What better logo to start with than my own?
I’d like to say that it took me a good long time to get it right — some logos do take a while to nail perfectly — but to tell you the truth it’s the one and only logo I’ve even done that just plain popped into head, and it’s followed me around like a faithful dog ever since. I occasionally try giving it a little tweak now and again, but it goes right back to before. Like the Buddhist say: first inspiration, best inspiration.
Client:
J & S DeSimone Booksellers
This logo that I did for J & S DeSimone Booksellers is probably my favorite. The DeSimones were a wonderful couple with an interesting idea for a book store: one dedicated to history books only. They eventually branched out to selling things like the autographs of George Patton and Abraham Lincoln and the like, bayonets from the First World War, Civil War swords and the like. I suggested that they set themselves up as “The History Store,” but they stuck with the bookseller label.
The logo integrated both the owners, their initials, the book angle, and the somewhat blobby ink quality both suggested writing, history, and a certain stylistic distance from the more sterile geometric lines of many another contemporary logo. I was pleased with it; they were too.
Client:
Medical Minds
Another favorite, for another company with a unique idea. The person behind it was a market segmentation specialist who, by using a variety of tests and questionnaires, was able to isolate subliminal and sub-rational responses to various marketing media. He aimed to uncover some of the driving decisions behind purchasing decisions that were not consciously known even to the purchaser, and develop subconscious profiles of the buyers — specifically, buyers of medical devices and pharmaceuticals, which would be commissioned by major corporations in the medical and Big Pharma fields. Hence the name, “Medical Minds.”
I personally liked it because of its simplicity: I used a Necker Cube as the basis of the logo, which hit the psychological and analytical aspects of the offering, but also had an ambiguous quality. Apparently simple; deceptively subtle: the client’s essential message to his clients, in a concise nutshell.
Client:
Xenius Revere
Xenius Revere was, at the time, a firm that provided metaverse architectural designs for virtual worlds that was expanding into virtual education, principally in Second Life. If you don’t know what that means, welcome to the Twenty-First Century. A Google search may enlighten you, but, from the point of view of the logo designer, I was asked to produce something sleek, futuristic, cutting edge, minimalist, and stylish. This was it. One of my favorites.
Client:
R-Spec
What a long story on this one! An organization of science fiction and writers called R-Spec needed a logo and a book cover. I was good friends with one and all, and said I’d donate both, free of charge. Too many cooks spoiled the broth: whatever I did was loved by some, hated by others, and was followed up by just under a hundred suggestions how to modify things.
My first shot, above tried to merge a writerly pen with the Orwellian CBS Eye with the walking Martian tanks from the Fifties movie version of H. G. Wells’ War Of The Worlds. Universally loathed, I was told to think sleek, deadly, Terminator style liquid metal. Version two was produced, and was also universally loathed. After a few more shots, I threw in the towel. Eventually they cobbled together something like the first on their own, but with sprinkles of fairy dust so as to attract fantasy writers. I won’t include an image — you may have eaten earlier.
(On the other hand, I got the chance to go hog-wild doing a whole set of sci-fi covers. That was fun! Good practice too. The eventual winning cover is on the Book Cover Design page, but I plan to include a few discards below. Logo design is clean and severe — but wild and crazy is part of the art too.)
Client:
Various
The 2016 election found a few people calling on me for political illustrations.

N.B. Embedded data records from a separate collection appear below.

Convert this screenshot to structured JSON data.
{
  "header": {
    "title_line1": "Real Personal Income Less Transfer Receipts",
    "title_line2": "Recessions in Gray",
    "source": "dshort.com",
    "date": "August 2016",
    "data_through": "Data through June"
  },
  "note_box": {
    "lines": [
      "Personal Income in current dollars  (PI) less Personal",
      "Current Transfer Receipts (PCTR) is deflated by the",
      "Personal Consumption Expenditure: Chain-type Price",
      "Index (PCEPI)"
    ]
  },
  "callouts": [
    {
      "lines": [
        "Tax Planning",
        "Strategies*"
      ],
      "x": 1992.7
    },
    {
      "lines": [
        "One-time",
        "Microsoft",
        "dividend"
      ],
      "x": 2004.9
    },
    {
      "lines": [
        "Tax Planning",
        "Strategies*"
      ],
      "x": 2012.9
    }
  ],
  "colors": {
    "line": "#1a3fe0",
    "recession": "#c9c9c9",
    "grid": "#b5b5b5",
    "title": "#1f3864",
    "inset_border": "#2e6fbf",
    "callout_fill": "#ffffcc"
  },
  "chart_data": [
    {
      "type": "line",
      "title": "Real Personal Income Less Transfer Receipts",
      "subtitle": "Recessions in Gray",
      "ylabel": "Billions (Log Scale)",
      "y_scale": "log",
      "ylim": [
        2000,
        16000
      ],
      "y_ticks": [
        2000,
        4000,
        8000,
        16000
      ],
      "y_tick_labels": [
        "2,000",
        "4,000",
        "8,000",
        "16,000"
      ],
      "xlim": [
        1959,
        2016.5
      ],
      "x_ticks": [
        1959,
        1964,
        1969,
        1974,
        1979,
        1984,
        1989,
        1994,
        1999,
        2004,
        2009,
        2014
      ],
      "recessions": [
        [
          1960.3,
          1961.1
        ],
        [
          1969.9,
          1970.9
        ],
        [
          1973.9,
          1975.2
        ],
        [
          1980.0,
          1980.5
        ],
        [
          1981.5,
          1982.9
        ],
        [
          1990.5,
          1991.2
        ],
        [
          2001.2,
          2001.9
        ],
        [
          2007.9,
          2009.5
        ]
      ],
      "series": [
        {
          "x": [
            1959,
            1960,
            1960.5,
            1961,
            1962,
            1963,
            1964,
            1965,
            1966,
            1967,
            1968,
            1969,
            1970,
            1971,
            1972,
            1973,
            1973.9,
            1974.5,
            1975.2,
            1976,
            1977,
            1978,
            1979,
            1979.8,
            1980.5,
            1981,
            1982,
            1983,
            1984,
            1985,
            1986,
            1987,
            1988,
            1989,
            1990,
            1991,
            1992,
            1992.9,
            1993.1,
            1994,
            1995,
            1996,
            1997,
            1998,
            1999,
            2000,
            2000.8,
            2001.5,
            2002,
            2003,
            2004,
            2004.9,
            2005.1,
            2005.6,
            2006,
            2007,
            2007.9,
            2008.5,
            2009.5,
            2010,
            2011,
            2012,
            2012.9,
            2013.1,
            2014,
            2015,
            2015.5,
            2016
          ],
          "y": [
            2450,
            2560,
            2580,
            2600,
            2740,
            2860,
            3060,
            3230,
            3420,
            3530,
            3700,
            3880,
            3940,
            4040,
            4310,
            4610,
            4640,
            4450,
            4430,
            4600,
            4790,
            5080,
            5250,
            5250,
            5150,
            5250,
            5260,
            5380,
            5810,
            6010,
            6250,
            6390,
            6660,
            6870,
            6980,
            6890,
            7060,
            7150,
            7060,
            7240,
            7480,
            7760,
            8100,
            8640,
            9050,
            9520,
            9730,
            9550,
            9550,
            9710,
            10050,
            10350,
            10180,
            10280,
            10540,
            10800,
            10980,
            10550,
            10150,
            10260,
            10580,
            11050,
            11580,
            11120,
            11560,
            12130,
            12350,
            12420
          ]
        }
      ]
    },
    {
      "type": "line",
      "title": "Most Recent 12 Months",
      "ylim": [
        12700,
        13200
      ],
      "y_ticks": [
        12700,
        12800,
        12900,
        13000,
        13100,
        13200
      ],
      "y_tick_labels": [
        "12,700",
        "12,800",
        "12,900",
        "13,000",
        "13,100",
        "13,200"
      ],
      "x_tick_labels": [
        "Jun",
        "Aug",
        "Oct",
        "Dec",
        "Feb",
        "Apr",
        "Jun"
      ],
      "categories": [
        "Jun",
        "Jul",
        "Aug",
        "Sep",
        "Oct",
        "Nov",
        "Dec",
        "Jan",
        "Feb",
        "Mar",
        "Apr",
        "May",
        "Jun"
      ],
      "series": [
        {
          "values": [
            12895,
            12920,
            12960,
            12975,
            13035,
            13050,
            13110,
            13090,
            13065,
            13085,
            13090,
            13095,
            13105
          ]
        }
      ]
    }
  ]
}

Invariably they wanted images of Donald Trump. Here are a few I rather enjoyed:
More design work to come. I can’t leave the subject, though, without remarking on how much the internet has changed even design. In the older days, when internet design was a desktop web page, web design was visually simple: you were designing and image for a wide rectangle a foot and a half across. The came laptops. And mobile. And HDTV. And suddenly you were designing something that could show up on a wide rectangle, a vertical rectangle the size of a postage stamp, and a big screen that took up half the wall.
Strangely, this resulted in a new way of thinking about design that I think is going to be extremely fruitful in the long run. Because now when we think about visual design we think first of information design — the message we want to put across in the order we want it to be seen. Designing information is quite as interesting, and powerful, as designing visuals.